【1997年10月 7日 NASAプレスリリース STScI-PR97-33】
NASAは7日、これまでに知られている星の中でも、もっとも明るい星の存在を確認
することに成功したと伝えた。
これはハッブル宇宙望遠鏡に新しく取り付けられた近赤外線カメラを使って UCLA(カリフォルニア大学ロスアンジェルス校)のチームが観測したもの。 今回見つかった星の直径は、地球の軌道直径ほどの大きさがあり、 放出するエネルギーも太陽の1000万倍もある。これは太陽が1年間かけて 放出するエネルギーをこの星はたった6秒間で放出している計算となる。
また今回の観測では、この星を取り巻くように存在するピストル形をした 星雲も同時に見つかった。

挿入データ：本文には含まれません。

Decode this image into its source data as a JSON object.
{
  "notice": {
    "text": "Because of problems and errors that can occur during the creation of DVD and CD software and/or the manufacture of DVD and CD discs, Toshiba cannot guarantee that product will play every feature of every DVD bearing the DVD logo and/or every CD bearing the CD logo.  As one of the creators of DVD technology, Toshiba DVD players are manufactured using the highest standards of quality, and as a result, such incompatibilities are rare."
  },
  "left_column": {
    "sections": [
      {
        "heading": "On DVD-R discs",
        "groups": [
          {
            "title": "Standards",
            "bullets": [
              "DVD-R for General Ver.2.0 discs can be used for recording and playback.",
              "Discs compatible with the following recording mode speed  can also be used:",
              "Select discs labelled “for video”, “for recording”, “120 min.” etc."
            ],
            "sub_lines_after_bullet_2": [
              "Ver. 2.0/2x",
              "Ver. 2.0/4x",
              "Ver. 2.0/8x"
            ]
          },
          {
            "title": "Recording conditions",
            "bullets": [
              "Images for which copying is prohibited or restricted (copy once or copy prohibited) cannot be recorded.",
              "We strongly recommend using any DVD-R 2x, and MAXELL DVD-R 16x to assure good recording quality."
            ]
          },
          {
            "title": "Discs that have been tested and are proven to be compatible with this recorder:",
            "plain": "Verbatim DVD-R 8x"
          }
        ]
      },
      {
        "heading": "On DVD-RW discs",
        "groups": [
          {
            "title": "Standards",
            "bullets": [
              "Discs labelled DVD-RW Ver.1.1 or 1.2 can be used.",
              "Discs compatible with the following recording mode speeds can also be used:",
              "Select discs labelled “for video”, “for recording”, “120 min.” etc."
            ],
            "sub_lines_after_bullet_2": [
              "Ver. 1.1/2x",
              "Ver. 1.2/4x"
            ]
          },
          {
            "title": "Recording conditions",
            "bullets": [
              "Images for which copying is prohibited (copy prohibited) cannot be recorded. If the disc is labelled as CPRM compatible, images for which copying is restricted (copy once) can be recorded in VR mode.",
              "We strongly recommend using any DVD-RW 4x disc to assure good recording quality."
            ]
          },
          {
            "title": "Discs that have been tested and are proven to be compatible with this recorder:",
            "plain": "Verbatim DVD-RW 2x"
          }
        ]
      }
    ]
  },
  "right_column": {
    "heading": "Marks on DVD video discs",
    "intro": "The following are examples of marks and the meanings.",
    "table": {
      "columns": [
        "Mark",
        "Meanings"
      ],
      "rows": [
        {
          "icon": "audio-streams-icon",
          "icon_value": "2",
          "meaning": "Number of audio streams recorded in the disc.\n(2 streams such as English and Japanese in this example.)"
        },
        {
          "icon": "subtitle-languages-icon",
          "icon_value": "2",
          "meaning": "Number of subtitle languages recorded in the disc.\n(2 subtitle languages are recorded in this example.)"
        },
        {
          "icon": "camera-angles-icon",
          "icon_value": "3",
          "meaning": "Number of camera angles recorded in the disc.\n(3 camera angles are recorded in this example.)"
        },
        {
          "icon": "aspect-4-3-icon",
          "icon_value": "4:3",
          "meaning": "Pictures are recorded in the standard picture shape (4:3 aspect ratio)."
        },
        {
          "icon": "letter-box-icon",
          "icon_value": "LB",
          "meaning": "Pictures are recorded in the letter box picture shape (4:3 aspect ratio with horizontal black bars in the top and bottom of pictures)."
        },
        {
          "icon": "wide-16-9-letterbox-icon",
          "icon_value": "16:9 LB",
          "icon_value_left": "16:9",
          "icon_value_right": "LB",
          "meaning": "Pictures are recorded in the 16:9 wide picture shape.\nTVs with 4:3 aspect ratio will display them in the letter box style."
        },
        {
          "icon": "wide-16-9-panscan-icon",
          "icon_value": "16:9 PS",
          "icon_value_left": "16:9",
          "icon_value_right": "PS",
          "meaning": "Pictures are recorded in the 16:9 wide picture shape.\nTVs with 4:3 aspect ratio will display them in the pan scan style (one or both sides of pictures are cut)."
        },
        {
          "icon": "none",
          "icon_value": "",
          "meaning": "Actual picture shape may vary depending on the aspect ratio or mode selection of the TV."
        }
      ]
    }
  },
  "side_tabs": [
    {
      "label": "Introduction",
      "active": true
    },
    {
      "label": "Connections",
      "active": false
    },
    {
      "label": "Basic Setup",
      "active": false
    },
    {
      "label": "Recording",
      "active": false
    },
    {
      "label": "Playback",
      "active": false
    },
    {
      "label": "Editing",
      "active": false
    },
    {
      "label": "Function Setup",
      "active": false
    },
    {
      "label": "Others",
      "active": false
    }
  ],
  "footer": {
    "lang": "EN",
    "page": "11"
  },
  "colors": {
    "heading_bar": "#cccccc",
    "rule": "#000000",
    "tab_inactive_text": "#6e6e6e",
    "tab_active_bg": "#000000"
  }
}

この星雲は4光年もの大きさがある(これは 我々の太陽から、もっとも近い恒星であるαケンタウリまでの距離に 等しいほどの大きさだ)。 ピストル星、ピストル星雲とそれぞれ名付けられたこれらの天体は地球から 約2万5000光年ほど離れており、いて座の方向、ほぼ銀河系の中心部に位置する。 銀河系内に存在するさまざまな星間物質に遮られ、地球から可視光によって 見ることはできないが、もし遮るものがなかったとしたら約4等級の輝きを 放つ恒星と見えるだろう。

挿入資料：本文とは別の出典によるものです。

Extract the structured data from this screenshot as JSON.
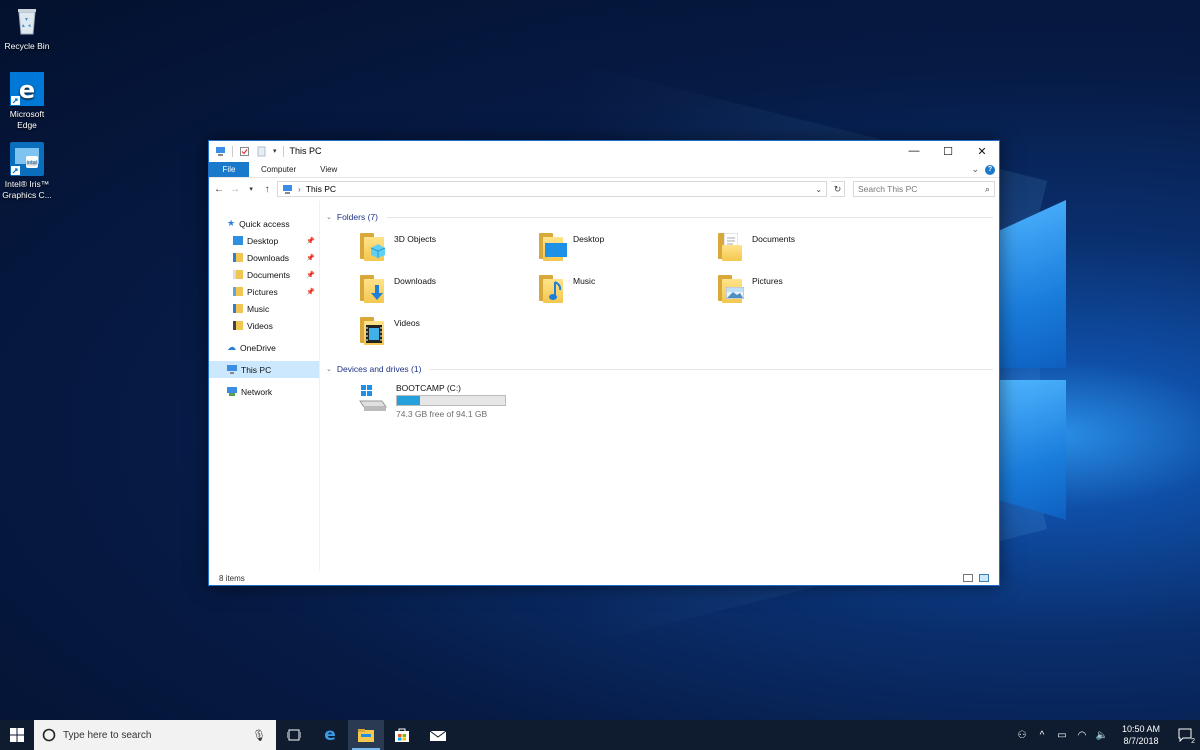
{
  "desktop": {
    "icons": [
      {
        "label": "Recycle Bin",
        "icon": "recycle-bin-icon"
      },
      {
        "label": "Microsoft Edge",
        "icon": "edge-icon"
      },
      {
        "label": "Intel® Iris™ Graphics C...",
        "icon": "intel-graphics-icon"
      }
    ]
  },
  "window": {
    "title": "This PC",
    "controls": {
      "minimize": "—",
      "maximize": "☐",
      "close": "✕"
    },
    "ribbon": {
      "file_label": "File",
      "tabs": [
        "Computer",
        "View"
      ]
    },
    "address": {
      "path": "This PC",
      "search_placeholder": "Search This PC"
    },
    "nav_pane": {
      "quick_access": "Quick access",
      "quick_items": [
        {
          "label": "Desktop",
          "pinned": true
        },
        {
          "label": "Downloads",
          "pinned": true
        },
        {
          "label": "Documents",
          "pinned": true
        },
        {
          "label": "Pictures",
          "pinned": true
        },
        {
          "label": "Music",
          "pinned": false
        },
        {
          "label": "Videos",
          "pinned": false
        }
      ],
      "onedrive": "OneDrive",
      "this_pc": "This PC",
      "network": "Network"
    },
    "folders_header": "Folders (7)",
    "folders": [
      {
        "label": "3D Objects",
        "overlay": "cube"
      },
      {
        "label": "Desktop",
        "overlay": "desktop"
      },
      {
        "label": "Documents",
        "overlay": "document"
      },
      {
        "label": "Downloads",
        "overlay": "download-arrow"
      },
      {
        "label": "Music",
        "overlay": "music-note"
      },
      {
        "label": "Pictures",
        "overlay": "picture"
      },
      {
        "label": "Videos",
        "overlay": "film"
      }
    ],
    "devices_header": "Devices and drives (1)",
    "drive": {
      "name": "BOOTCAMP (C:)",
      "free_text": "74.3 GB free of 94.1 GB",
      "used_fraction": 0.21
    },
    "status": "8 items"
  },
  "taskbar": {
    "search_placeholder": "Type here to search",
    "time": "10:50 AM",
    "date": "8/7/2018",
    "notification_count": "2",
    "accent_color": "#76b9ed"
  }
}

以前の観測から、ピストル星と周囲に存在する星雲はこの星の過去の 爆発過程によって作られたものではないかと考えられていた。 今回のハッブル宇宙望遠鏡によって得られた今回の観測結果からは、 この星が約4000年から6000年前に大爆発を起こし、 これにより星の表面が吹き飛ばされ、周りのピストル星雲を形成するに 至ったことが判明した。これまでに放出された質量は10太陽質量にもおよび、 これからもピストル星は質量を放出しながら減少し、 最後には超新星爆発を起こして死を迎えるという。

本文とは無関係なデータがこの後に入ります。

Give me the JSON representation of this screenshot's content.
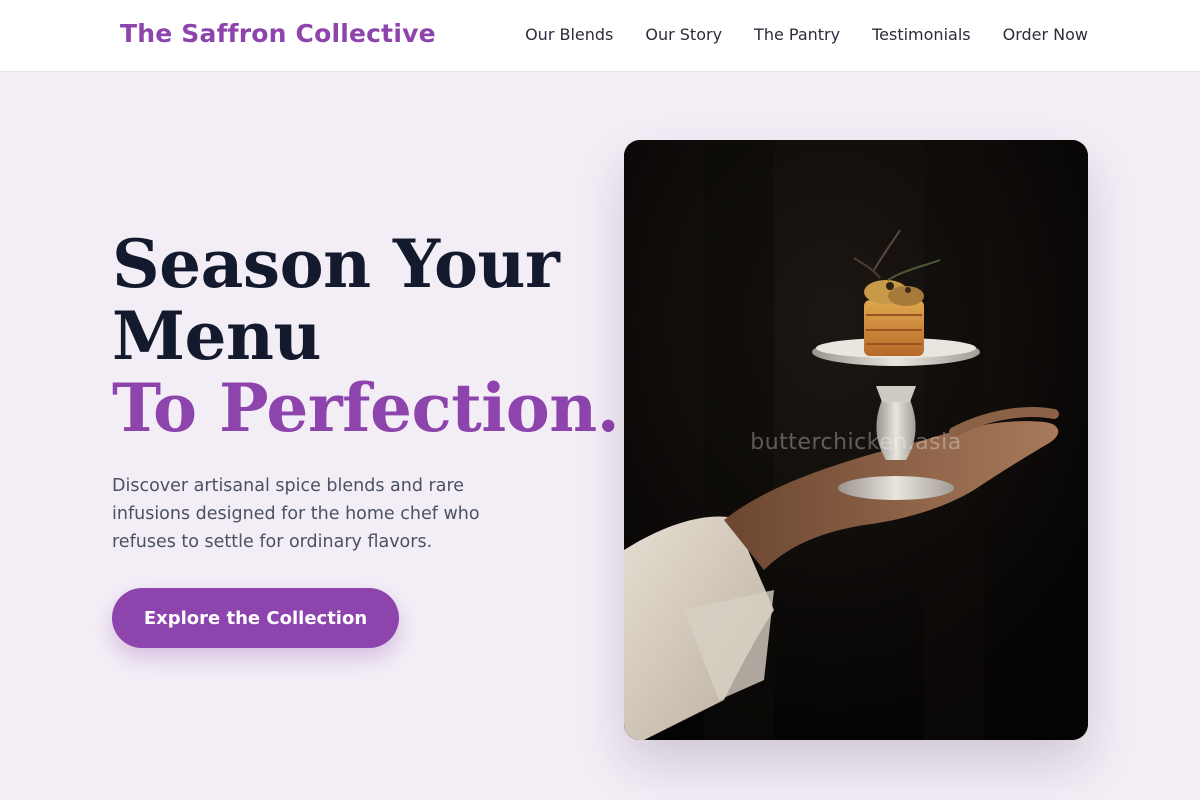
{
  "header": {
    "brand": "The Saffron Collective",
    "nav": [
      {
        "label": "Our Blends"
      },
      {
        "label": "Our Story"
      },
      {
        "label": "The Pantry"
      },
      {
        "label": "Testimonials"
      },
      {
        "label": "Order Now"
      }
    ]
  },
  "hero": {
    "title_line1": "Season Your",
    "title_line2": "Menu",
    "title_accent": "To Perfection.",
    "description": "Discover artisanal spice blends and rare infusions designed for the home chef who refuses to settle for ordinary flavors.",
    "cta_label": "Explore the Collection",
    "image_watermark": "butterchicken.asia"
  },
  "colors": {
    "accent": "#8e44ad",
    "heading": "#141a2e",
    "background": "#f3eef6"
  }
}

星は、ガスや塵などが濃く集った星間分子雲が、 自らの重力収縮によってできるため、その星の質量最大値は理論的に決定する。 今回、存在が確認されたピストル星はその形成過程において この理論的最大値を超えてしまったため、 爆発を起こしたのではないかと考えられている。
今回の発見は、星の誕生、そして進化といった過程の詳細に迫るものとして、 今後の研究成果に期待されている。